Business news

Barclays says

According to Barclays, UK consumer spending rebounded in July to a “lipstick effect” and major entertainment events including the Oasis Reunion Tour, encouraging shoppers to splash affordable luxury goods.

The bank tracks 40% of UK card transactions and reports sales rose 1.4% year-on-year last month, recovering from a 0.1% decline in June. Rise is driven by entertainment, clothing, beauty and household goods, although it still lags behind June’s inflation of 3.6%.

Entertainment spending was promoted by Oasis concerts in Cardiff, Manchester and London, as well as ticket sales for other live events. July 10 was the busiest day for entertainment venues, with fans taking the seat for Lewis Capaldi’s 2025 tour.

Movie deals grew 1.6%, thanks to the help of Jurassic World Rebirth, Disney’s Live Lilo & Stitch and Happy Gilmore 2. Subscription services also saw an 8% increase.

Clothing sales soared 4.2%, the fastest since September 2024, with unstable summer weather prompting shoppers to refresh their wardrobe. A quarter of respondents surveyed by Barclays said the mix of warm spells and rainy days this month encouraged the purchase of clothing.

Retail card transactions rose 1.9%, up from 0.2% in June, with discretionary spending climbing 2.4% after strong clothing demand. Spending on essentials fell by 0.7%.

Barclays also noted that the so-called “lipstick effect” often seen in times of economic uncertainty adds to the so-called “lipstick effect” with 9.8% of pharmacies and health and beauty transactions. Furniture sales rose 6.7%, marking eight consecutive months of earnings.

“Summer sales, variable weather and shoppers seeking Feelgood factors have led to a strong July for retailers, especially in beauty, clothing and furniture stores,” said Karen Johnson, head of retail at Barclays.

A separate Barclays study found that 35% of UK adults use artificial intelligence tools such as Chatgpt or Google’s Gemini to help manage their financial situation. In Generation Z (13 to 28 years old), usage has risen to 69%.

These figures are amid the backdrop of slow growth in the UK, with GDP falling 0.3% in April and 0.1% in May on consumer spending and higher savings rates.

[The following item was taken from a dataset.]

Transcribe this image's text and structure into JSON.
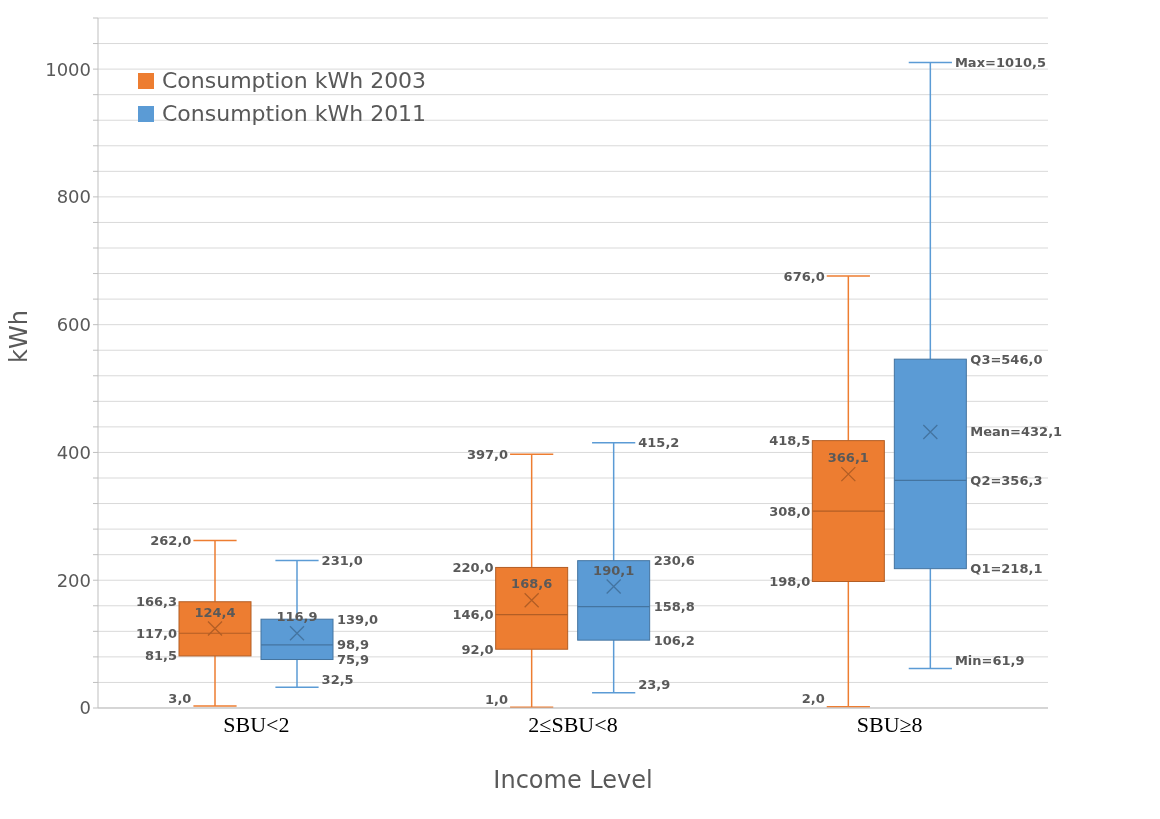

The Bank of England cut interest rates to 4% for the fifth time in the year last week, with investors expecting further reductions by up to the end of 2025. Lower interest rates on savings can encourage families to spend more in the coming months.


Jamie Young

Jamie is a senior journalist in business affairs, bringing more than a decade of experience in the UK SME report. Jamie holds a degree in business administration and regularly attends industry conferences and workshops. When not reporting the latest business developments, Jamie is passionate about coaching emerging journalists and entrepreneurs to inspire the next generation of business leaders.